Interstitial lung disease (ILD) comprises a group of more than 130 disorders characterized by scarring, or fibrosis, of the lungs. The causes of some of the ILDs are known, including those associated with connective tissue diseases such as systemic sclerosis (SSc, or scleroderma). Despite intense study, however, the basic mechanisms responsible for the initiation and perpetuation of fibrosis remain elusive. This proposal outlines a detailed 5-year scientific and career development plan designed to facilitate the applicant's successful transition to the role of independent investigator and provide a solid foundation for her to become a world-class researcher in matrix biology and fibrotic lung disease. Work performed in the mentor's laboratory has demonstrated increased expression of insulin-like growth factor binding protein 5 (IGFBP-5) in scleroderma fibroblasts and fibrotic lung tissue from patients with idiopathic pulmonary fibrosis. Furthermore, over-expression of IGFBP-5 in vitro and in vivo results in aberrant extracellular matrix (ECM) production, a hallmark of fibrotic disease. IGFBP-5 induces expression of the major extracellular matrix proteins fibronectin and collagen I. Additionally, there is reduced expression of the Hsp70 heat shock protein both in vivo in lung tissue and primary fibroblasts from patients with SSc-associated pulmonary fibrosis and in vitro in response to lGFBP-5 over-expression. We hypothesize that IGFBP-5 increases production of matrix structural proteins through Hsp70-dependent pathways, thereby disrupting ECM homeostasis and resulting in fibrosis.
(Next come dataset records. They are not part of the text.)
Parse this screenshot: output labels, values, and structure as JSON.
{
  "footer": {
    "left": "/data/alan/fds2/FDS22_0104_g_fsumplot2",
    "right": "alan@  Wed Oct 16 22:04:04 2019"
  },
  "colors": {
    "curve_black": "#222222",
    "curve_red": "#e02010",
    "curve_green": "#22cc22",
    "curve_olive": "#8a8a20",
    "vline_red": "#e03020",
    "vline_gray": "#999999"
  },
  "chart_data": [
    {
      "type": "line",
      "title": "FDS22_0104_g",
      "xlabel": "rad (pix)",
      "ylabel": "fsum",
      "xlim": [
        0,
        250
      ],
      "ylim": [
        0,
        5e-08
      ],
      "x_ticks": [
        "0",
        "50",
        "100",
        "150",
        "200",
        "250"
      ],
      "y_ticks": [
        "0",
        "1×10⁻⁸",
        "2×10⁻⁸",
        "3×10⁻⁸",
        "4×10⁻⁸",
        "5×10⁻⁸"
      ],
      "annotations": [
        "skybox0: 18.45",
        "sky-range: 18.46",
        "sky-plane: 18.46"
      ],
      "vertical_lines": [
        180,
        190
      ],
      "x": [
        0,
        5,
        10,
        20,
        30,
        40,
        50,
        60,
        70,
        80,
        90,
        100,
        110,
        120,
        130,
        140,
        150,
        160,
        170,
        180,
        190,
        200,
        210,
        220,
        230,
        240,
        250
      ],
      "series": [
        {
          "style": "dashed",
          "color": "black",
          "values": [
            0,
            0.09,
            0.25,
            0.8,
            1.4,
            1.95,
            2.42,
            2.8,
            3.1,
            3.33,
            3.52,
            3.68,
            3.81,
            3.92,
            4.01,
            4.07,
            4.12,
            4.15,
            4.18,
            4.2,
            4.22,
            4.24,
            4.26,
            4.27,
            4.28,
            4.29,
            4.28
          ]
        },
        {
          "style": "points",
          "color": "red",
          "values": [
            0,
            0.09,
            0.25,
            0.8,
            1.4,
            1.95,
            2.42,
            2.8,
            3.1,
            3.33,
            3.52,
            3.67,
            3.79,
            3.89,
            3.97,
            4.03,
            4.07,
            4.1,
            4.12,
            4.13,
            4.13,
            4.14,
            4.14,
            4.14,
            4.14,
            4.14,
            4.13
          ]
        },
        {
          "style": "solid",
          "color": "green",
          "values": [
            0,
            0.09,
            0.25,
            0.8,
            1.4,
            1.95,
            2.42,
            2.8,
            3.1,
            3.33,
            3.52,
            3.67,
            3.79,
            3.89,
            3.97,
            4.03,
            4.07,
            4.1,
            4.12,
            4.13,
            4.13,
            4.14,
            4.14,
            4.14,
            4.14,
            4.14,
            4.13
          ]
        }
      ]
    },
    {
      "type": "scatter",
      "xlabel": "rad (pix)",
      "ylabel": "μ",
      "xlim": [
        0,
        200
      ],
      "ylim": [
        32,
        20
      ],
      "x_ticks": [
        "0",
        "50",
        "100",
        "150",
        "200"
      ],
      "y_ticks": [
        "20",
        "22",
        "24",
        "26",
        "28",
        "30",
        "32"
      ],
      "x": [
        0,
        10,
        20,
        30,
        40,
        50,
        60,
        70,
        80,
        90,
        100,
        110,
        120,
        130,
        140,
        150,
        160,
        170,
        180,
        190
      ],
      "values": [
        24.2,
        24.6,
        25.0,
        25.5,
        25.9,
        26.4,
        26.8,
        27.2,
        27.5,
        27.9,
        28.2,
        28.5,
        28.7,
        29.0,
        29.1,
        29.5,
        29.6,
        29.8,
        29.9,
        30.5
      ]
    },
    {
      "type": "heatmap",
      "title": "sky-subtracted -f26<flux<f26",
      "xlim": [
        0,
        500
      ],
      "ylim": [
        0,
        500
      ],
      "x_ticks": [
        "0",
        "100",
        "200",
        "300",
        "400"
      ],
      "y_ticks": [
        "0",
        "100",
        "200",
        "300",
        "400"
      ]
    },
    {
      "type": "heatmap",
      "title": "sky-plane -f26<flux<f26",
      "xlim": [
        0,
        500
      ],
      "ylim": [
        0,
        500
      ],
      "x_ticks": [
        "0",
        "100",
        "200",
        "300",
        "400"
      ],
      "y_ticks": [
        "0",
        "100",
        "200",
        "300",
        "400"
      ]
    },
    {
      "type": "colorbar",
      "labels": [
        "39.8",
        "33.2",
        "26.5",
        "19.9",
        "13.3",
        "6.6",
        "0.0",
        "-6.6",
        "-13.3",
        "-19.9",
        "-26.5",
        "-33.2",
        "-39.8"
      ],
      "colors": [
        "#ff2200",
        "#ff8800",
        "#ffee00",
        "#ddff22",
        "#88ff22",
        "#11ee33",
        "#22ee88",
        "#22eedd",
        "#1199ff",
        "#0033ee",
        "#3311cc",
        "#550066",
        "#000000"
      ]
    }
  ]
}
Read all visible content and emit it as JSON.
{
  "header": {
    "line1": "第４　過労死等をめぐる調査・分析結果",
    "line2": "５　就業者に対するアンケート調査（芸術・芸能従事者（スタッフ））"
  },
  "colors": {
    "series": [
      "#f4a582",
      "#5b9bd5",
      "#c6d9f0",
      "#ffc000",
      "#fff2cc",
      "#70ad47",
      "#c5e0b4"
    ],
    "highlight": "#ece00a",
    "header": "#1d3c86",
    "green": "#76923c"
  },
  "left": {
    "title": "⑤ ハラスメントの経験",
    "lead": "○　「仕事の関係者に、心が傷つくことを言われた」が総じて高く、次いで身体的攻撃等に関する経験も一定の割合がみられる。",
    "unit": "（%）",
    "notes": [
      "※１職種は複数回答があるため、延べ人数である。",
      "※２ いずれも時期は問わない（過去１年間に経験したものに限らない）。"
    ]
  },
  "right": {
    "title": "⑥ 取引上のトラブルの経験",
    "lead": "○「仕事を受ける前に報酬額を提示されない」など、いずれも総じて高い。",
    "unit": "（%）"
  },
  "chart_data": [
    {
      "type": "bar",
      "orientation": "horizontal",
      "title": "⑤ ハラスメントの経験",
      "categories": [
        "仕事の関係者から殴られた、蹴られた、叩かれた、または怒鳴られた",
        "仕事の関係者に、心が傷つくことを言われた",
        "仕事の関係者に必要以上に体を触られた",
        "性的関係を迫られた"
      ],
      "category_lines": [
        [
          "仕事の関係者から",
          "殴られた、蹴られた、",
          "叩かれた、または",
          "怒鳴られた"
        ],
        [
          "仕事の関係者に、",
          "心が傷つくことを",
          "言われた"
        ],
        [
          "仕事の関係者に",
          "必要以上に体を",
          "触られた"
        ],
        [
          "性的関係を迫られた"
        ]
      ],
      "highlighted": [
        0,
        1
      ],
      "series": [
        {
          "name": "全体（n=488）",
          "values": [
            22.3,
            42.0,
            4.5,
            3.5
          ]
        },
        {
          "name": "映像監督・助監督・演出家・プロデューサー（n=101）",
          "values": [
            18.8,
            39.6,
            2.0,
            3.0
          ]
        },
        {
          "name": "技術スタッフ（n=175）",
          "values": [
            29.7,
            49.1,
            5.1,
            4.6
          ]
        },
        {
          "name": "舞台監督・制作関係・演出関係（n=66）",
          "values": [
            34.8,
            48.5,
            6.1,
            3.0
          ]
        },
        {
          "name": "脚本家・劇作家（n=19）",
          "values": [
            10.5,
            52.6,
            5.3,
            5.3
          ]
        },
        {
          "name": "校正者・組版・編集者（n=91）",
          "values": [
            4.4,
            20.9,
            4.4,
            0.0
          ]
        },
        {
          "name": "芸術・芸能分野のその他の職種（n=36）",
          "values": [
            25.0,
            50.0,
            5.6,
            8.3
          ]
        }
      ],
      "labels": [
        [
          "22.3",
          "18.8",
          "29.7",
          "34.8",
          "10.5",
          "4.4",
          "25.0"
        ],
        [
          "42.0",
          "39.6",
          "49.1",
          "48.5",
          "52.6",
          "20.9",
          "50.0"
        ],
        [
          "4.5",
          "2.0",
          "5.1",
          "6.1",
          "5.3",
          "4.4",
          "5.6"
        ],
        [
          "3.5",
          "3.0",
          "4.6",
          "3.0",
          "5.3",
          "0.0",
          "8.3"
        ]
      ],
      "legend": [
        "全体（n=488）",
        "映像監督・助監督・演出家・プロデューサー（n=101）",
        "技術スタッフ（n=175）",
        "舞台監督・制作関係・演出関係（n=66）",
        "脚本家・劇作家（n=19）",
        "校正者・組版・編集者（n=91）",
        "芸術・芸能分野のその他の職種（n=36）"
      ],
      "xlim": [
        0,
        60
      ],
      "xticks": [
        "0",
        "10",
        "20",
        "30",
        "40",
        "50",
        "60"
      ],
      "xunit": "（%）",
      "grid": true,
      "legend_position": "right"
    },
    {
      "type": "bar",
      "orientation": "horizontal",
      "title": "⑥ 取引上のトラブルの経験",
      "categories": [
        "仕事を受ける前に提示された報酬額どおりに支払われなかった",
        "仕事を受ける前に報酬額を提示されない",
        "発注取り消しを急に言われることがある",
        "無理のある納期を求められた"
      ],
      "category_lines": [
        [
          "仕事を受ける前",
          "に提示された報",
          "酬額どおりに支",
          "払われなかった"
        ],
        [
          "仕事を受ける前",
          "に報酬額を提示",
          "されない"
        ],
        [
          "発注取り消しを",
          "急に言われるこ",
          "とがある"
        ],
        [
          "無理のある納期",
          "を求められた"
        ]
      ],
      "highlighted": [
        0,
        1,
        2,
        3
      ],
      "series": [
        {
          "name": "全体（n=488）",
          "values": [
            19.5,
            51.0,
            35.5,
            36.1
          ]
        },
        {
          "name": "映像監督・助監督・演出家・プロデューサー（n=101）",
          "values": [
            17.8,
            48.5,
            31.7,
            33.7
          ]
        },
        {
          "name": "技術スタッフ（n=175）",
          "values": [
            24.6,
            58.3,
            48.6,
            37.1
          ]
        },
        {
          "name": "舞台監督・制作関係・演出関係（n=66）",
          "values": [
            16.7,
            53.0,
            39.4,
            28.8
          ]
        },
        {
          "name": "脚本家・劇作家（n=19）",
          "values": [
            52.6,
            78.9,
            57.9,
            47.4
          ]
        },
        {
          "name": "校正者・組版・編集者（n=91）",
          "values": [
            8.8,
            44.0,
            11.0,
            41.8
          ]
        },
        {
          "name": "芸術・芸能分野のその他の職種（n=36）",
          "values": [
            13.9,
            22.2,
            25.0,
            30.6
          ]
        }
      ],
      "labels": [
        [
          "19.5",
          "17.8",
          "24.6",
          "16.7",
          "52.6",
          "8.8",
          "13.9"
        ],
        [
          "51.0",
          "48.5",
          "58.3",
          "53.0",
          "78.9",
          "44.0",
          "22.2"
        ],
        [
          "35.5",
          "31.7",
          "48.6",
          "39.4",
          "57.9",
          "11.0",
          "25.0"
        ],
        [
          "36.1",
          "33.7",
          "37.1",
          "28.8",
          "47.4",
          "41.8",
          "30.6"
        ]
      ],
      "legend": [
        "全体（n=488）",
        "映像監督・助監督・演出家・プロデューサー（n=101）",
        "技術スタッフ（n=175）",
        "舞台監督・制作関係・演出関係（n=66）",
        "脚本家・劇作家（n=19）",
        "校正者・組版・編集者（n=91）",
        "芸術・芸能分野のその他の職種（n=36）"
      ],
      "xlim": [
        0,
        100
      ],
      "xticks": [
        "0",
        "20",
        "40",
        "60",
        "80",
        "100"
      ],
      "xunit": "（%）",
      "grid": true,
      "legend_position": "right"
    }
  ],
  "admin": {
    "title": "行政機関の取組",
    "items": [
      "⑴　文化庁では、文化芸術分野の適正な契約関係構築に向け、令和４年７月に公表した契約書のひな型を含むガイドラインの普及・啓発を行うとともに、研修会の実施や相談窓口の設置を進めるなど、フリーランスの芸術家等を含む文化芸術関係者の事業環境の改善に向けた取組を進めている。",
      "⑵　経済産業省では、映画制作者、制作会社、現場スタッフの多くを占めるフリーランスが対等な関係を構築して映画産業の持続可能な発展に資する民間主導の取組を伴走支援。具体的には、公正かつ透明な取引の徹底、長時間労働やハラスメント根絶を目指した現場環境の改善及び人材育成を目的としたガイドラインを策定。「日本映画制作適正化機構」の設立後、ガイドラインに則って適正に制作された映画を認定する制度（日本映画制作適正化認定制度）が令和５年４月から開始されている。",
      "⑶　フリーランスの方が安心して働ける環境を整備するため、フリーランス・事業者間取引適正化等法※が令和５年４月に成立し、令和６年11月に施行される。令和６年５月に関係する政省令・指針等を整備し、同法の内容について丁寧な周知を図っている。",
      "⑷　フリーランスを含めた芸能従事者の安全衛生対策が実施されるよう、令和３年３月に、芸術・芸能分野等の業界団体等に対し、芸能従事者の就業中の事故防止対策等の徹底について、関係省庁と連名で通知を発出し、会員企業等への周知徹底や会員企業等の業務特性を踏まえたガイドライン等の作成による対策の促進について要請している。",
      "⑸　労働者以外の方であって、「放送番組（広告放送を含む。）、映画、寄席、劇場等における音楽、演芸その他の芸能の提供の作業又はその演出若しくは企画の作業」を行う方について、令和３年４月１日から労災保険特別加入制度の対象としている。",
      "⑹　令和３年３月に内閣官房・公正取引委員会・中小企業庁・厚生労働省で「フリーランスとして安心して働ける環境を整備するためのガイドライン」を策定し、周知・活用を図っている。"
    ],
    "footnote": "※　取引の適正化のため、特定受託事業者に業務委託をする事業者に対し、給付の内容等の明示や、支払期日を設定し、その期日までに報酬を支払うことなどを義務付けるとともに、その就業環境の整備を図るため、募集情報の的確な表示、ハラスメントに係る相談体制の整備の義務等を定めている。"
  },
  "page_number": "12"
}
The specific aims of this proposal are to (1) identify the mechanism of lGFBP-5 mediated ECM imbalance, (2) characterize the regulation of Hsp70 by IGFBP-5, and (3) characterize the role of Hsp70 and the heat shock transcription factors in the regulation of ECM deposition. Biochemical and genetic in vitro studies in primary mouse and human lung fibroblasts will elucidate signaling pathways and transcription factors involved in lGFBP-5's regulation of Hsp70 and the ECM, as well as in regulation of ECM production by heat shock proteins and transcription factors. Complementary in vivo work will be conducted in a mouse model of IGFBP-5 over-expression in the lung. In total, these studies will provide mechanistic insight into the IGFBP-5 pro-fibrotic cascade and the role of the heat shock response in ECM deposition, leading to an enhanced understanding of the derangements in extracellular matrix homeostasis that lead to fibrosis.
The interstitial lung diseases (ILDs) result in significant morbidity and mortality, and there are no effective medical therapies to reverse fibrosis. The proposed investigations will not only serve to define how lGFBP-5 and Hsp70 affect extracellular matrix balance, but will also provide better insight into the mechanisms of fibroproliferative diseases in the lung and serve as a foundation for the development of novel diagnostic and therapeutic strategies for the ILDs.